Indeed, I think that both the temple and the body of Jesus can be seen together as a type of the Church. For the Church is being built out of living stones; it is in process of becoming a spiritual dwelling for a holy priesthood, raised on the foundations of apostles and prophets, with Christ as its chief cornerstone. Hence it bears the name ‘temple.’ On the other hand, it is written: You are the body of Christ, and individually members of it. Thus even the harmonious alignment of the stones should seem to be destroyed and fragmented and, as described in the twenty-first psalm, all the bones which go to make up Christ’s body should seem to be scattered by insidious attacks in persecutions or times of trouble, or by those who in days of persecution undermine the unity of the temple, nevertheless the temple will be rebuilt and the body will rise again on the third day, after the day of evil which threatens it and the day of consummation which follows.
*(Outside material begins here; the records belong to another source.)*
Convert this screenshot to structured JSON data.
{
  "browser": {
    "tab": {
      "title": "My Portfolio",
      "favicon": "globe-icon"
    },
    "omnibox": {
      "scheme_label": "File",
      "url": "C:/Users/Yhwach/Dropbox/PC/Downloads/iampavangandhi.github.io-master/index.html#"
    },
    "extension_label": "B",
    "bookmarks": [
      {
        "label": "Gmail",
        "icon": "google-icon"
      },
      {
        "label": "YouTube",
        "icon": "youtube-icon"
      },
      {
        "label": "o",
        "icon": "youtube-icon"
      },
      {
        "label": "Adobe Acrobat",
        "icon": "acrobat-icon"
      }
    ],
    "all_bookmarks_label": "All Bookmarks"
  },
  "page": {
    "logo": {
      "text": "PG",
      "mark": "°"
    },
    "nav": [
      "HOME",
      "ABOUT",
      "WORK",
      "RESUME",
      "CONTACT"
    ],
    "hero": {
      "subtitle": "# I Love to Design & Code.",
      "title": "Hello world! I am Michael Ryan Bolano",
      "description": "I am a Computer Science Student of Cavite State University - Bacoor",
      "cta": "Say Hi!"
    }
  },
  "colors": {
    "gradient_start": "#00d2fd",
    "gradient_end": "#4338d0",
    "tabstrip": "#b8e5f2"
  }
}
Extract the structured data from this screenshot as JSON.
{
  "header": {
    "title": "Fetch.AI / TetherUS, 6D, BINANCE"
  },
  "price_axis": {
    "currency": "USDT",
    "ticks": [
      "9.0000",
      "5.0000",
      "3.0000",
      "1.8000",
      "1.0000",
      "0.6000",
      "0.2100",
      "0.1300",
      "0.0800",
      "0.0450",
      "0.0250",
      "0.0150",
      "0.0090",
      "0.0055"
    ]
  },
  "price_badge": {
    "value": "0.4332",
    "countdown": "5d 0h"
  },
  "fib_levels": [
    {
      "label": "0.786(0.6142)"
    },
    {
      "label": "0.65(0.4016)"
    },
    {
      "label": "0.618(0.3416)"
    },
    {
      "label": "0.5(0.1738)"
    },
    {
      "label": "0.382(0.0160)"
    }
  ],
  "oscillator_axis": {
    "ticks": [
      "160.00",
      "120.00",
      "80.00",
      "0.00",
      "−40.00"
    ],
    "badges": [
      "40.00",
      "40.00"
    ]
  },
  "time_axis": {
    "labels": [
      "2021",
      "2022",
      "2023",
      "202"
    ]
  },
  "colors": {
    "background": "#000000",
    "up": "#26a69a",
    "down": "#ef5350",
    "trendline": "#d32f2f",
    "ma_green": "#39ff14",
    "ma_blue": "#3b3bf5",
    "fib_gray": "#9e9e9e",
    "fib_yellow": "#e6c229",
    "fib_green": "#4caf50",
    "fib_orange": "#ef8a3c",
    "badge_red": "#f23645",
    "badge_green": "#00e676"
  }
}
For the third day will dawn upon a new heaven and a new earth when these bones that form the whole house of Israel are raised up on that great day of the Lord, when death has been defeated. So the resurrection of Christ, accomplished after his suffering on the cross, embraces the mystery of the resurrection of his whole body.

For just as that physical body of Christ was crucified and buried, and afterward raised up, so in the same way the whole body of Christ’s holy ones has been crucified and lives no longer with its own life. For each of them, like Paul, makes his boast of nothing else but the cross of our Lord Jesus Christ, by which he has himself been crucified to the world, and the world to him. But each Christian has not only been crucified with Christ and crucified to the world; he has been buried with Christ too, as Paul tells us: We have been buried with Christ. But as though already in possession of some pledge of the resurrection, Paul goes on to say: And we have risen with him.

Christian Prayer With Jesus Christ

Lord Jesus Christ, you are the true temple, destroyed and raised on the third day.
Make us living stones in your body, the Church, united in faith and love.
In times of trial, keep us steadfast,
that sharing in your cross we may also share in your resurrection.
You live and reign with the Father and the Holy Spirit, one God, forever and ever. Amen.

Glossary Of Christian Terms

Temple – The sanctuary in Jerusalem, the centre of Jewish worship; in Christian interpretation, a figure of Christ’s body and the Church.

Living stones – A phrase from 1 Peter 2:5 describing believers as the material of God’s spiritual dwelling.

Cornerstone – The foundational stone in a building, used here of Christ (Ephesians 2:20).

Psalm 22(21) – A psalm of lament traditionally linked to Christ’s passion (‘all my bones are out of joint’).

Third day – Refers to Christ’s resurrection (Luke 24:7); also symbolises the final renewal of creation.

Consummation – The completion of God’s plan at the end of time.

Buried with Christ – Pauline imagery (Romans 6:4) of baptism, by which believers participate in Christ’s death and resurrection.